三场戏刚唱完,谁知冯紫英家,赵侍郎家并其余零零总总来了好几家送礼,都是听见贾府做好事来随礼的。花花轿子人抬人,贾母这才逐渐喜欢起来。

这般勉强混了一日,到了第二天,竟没人愿意再去清虚观。凤姐看着排场都抬起来了,众人不去不像,少不得自己打点起来去撑面子。

且说黛玉近些年虽然调养好了身子,但她娘胎里带来的弱症,一向不甚强健。昨日着了些气恼,又兼之伤了暑热,今日便有些起不来床,只用了解暑的方子静静地养着。

谁知下半晌,绣橘竟急急地跑进来说:“二爷和林姑娘闹起来了,一个砸了玉,一个吐了药!”

迎春听见砸了玉时眼皮都没抬一下,只听说吐了药时,摇扇子的手才顿了顿。

不过也没细问,随口说:“闹就闹吧,此时闹明白了,以后才和气呢!”那谁谁谁不是都说了嘛,谈恋爱时的小打小闹都是情趣!

绣橘再没想到迎春会是这个反应,以往姑娘不是对林姑娘的事最上心的吗?如今有点让人摸不着头脑了,于是回身望向司棋。

司棋笑着上前劝道:“姑娘去看看吧,春纤在外头候着呢,说是麝月和太太带走了宝玉,林姑娘哭个不住,紫鹃求您去劝劝!您此时发狠不去,一会儿又白担着心,不如此刻去瞧了踏实。”
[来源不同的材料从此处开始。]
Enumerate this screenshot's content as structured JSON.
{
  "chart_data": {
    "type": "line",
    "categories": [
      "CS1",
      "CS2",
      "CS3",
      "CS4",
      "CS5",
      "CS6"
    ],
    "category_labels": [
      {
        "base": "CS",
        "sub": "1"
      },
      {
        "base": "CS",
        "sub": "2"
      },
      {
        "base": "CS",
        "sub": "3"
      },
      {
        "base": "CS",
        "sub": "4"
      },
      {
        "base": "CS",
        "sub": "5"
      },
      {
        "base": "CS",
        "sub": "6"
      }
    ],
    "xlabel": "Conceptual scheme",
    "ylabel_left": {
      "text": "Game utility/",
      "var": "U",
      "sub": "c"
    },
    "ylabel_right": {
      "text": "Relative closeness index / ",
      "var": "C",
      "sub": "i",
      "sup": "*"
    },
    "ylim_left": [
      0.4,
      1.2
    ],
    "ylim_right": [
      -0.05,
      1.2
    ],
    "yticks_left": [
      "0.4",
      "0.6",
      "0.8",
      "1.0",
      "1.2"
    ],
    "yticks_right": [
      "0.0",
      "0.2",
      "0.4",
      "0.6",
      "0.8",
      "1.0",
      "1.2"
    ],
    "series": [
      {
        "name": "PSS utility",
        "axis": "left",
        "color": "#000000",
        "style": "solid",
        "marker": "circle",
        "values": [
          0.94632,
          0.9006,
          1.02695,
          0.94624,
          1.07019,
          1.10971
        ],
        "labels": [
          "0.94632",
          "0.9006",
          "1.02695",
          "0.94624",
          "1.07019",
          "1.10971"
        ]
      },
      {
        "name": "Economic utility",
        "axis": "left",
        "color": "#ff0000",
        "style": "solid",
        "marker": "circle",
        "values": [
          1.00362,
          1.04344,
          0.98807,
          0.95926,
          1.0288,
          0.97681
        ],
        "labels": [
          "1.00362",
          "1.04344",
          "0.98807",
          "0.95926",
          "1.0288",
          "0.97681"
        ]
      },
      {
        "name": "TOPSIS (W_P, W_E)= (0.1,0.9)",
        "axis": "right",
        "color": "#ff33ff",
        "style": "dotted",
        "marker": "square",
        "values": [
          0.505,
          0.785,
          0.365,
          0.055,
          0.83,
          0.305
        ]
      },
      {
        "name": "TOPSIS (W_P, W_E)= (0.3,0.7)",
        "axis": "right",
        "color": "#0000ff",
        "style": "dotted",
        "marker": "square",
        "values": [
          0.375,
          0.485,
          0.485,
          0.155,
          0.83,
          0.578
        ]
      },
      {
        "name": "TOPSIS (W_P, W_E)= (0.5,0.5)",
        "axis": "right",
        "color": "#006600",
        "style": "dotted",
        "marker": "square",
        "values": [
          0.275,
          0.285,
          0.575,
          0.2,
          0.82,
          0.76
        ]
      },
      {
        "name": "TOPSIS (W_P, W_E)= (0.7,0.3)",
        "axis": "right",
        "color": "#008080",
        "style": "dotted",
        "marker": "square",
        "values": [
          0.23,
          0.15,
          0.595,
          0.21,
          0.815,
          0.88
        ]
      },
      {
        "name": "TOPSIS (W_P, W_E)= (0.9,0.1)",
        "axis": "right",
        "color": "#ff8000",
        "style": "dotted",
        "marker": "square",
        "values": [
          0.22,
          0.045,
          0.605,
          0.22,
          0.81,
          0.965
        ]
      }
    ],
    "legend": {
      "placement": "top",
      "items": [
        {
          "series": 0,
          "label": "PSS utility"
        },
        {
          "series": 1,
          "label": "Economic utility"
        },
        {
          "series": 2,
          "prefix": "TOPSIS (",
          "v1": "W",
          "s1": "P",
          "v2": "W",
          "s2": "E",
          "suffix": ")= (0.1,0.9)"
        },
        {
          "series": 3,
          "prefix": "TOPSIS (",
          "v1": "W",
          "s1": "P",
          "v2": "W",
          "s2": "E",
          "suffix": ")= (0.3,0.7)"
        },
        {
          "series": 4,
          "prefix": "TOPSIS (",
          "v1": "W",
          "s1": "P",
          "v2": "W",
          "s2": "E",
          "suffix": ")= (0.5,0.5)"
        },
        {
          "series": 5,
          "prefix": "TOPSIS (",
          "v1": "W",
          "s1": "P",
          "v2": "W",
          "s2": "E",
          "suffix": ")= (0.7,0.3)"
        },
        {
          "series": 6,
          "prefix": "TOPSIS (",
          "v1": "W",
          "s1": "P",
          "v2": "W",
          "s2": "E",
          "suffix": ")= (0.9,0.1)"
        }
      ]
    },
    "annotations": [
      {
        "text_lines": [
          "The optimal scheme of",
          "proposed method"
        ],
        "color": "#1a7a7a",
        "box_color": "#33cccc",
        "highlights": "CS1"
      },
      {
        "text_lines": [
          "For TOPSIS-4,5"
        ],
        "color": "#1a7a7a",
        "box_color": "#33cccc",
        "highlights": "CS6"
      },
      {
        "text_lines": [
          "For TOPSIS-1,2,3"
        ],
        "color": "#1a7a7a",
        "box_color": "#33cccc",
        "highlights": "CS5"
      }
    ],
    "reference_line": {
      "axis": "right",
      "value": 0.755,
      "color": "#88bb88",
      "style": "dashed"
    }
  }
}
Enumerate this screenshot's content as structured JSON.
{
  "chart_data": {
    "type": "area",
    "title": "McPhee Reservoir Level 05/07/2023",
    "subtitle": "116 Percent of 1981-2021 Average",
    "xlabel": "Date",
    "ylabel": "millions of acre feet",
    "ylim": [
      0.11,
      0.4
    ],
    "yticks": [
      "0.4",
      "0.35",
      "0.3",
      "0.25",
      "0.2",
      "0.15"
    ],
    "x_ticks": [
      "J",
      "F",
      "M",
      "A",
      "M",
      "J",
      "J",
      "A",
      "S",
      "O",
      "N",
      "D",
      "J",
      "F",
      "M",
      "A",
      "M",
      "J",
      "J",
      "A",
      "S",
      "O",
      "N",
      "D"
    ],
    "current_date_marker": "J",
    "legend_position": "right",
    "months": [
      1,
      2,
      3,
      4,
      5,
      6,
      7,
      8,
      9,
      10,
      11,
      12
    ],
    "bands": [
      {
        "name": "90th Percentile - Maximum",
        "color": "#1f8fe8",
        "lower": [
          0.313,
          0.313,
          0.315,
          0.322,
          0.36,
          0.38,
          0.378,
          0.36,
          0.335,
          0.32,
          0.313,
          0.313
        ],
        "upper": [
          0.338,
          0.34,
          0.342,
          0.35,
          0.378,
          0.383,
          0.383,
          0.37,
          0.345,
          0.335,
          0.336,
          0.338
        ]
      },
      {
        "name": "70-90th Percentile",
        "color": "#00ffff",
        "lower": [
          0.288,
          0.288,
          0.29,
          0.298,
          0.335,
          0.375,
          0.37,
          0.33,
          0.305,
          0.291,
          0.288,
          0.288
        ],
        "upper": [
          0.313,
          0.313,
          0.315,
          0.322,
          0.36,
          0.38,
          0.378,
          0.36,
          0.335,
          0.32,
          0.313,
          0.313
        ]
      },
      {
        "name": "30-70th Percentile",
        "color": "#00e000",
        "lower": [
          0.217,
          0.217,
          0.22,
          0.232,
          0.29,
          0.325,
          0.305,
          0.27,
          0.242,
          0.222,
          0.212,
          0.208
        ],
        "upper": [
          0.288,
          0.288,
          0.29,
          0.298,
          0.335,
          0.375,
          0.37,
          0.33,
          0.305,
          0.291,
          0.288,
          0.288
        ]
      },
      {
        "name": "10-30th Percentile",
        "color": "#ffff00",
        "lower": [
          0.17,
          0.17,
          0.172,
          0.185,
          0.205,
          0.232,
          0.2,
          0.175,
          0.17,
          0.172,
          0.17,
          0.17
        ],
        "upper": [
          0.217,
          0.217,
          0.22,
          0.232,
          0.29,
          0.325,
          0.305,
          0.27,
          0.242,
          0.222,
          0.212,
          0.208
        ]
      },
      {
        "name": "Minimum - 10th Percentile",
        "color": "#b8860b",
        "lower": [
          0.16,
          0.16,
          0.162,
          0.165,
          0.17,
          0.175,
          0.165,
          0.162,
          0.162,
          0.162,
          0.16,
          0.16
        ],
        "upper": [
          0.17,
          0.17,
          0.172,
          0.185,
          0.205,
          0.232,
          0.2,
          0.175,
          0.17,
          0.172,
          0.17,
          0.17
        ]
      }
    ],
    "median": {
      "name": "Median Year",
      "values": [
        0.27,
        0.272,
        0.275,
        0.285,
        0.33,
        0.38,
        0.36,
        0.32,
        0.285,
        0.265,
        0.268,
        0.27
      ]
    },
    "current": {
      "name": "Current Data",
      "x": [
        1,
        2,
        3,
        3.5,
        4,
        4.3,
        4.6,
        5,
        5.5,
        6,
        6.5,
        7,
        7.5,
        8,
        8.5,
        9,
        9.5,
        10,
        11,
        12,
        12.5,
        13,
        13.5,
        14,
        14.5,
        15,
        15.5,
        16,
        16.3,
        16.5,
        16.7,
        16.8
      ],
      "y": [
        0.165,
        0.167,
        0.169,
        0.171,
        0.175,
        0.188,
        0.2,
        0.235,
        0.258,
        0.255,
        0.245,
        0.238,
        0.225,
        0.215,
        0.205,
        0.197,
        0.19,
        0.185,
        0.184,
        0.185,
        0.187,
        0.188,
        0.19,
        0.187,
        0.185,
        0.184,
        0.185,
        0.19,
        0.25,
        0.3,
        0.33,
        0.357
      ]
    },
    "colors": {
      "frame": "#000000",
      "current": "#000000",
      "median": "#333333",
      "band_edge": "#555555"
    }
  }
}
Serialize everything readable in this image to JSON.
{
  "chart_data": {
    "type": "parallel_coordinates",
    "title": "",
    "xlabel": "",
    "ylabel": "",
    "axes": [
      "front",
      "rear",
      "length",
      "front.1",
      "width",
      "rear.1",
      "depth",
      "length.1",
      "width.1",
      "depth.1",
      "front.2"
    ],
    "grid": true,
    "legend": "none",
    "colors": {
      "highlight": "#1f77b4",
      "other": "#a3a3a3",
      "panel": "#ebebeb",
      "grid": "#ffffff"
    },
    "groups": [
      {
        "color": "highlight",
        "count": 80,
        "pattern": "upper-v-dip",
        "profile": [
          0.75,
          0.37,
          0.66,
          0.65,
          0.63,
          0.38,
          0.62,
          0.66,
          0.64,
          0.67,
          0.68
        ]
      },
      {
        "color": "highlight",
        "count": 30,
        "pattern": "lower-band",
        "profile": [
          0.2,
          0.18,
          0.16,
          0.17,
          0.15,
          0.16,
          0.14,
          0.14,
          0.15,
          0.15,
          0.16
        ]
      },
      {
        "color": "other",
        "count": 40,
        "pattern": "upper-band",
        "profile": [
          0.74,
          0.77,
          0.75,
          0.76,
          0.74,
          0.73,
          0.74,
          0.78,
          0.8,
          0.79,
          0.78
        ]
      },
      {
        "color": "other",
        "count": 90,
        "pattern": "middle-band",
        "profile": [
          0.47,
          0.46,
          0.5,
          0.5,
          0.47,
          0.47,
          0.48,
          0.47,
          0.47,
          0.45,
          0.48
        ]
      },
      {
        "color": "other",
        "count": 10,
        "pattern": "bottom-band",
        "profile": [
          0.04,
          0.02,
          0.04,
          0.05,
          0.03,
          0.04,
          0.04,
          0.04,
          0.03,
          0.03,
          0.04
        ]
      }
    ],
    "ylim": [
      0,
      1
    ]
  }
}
不得不说,这从小陪着自己长大的丫鬟就是不一样,迎春觉得自己的毛被她捋的顺顺的,从善如流地起身走到潇湘馆。

一进门,果见潇湘馆内一地凌乱,约莫是发狂的宝玉弄的。黛玉伏在榻上哭的抽抽噎噎,紫鹃在一旁百般劝慰。

“我说你可是不让人省心,好容易才调养好的身体,废了我们多少心思找菜谱配药膳,眼见着好些了,你自己又不保养!这是怎样天大的事,值得你这样使性子动气,连自个儿身子也不放在心上了?”

黛玉见迎春来了,也觉得有些不好意思,勉强止住了哭声,只还抽噎不住。

紫鹃笑着替她答道:“好姑娘快劝劝咱们姑娘,因着一点子口角和二爷动了气,激的二爷砸了玉,咱们姑娘正过意不去呢!”黛玉想反驳自己不是因为过意不去才哭,可又觉得就是,于是只顾抹泪不说话。

迎春使眼色让紫鹃去外面收拾那一地狼藉,自己坐在黛玉床边正色道:“依我说,你倒不必哭,那玉砸了才好呢!”

“这是如何说?那玉是他从娘胎里带出来的宝贝,上回中邪还起了那么大效用,要是再坏了可不是我的罪过!”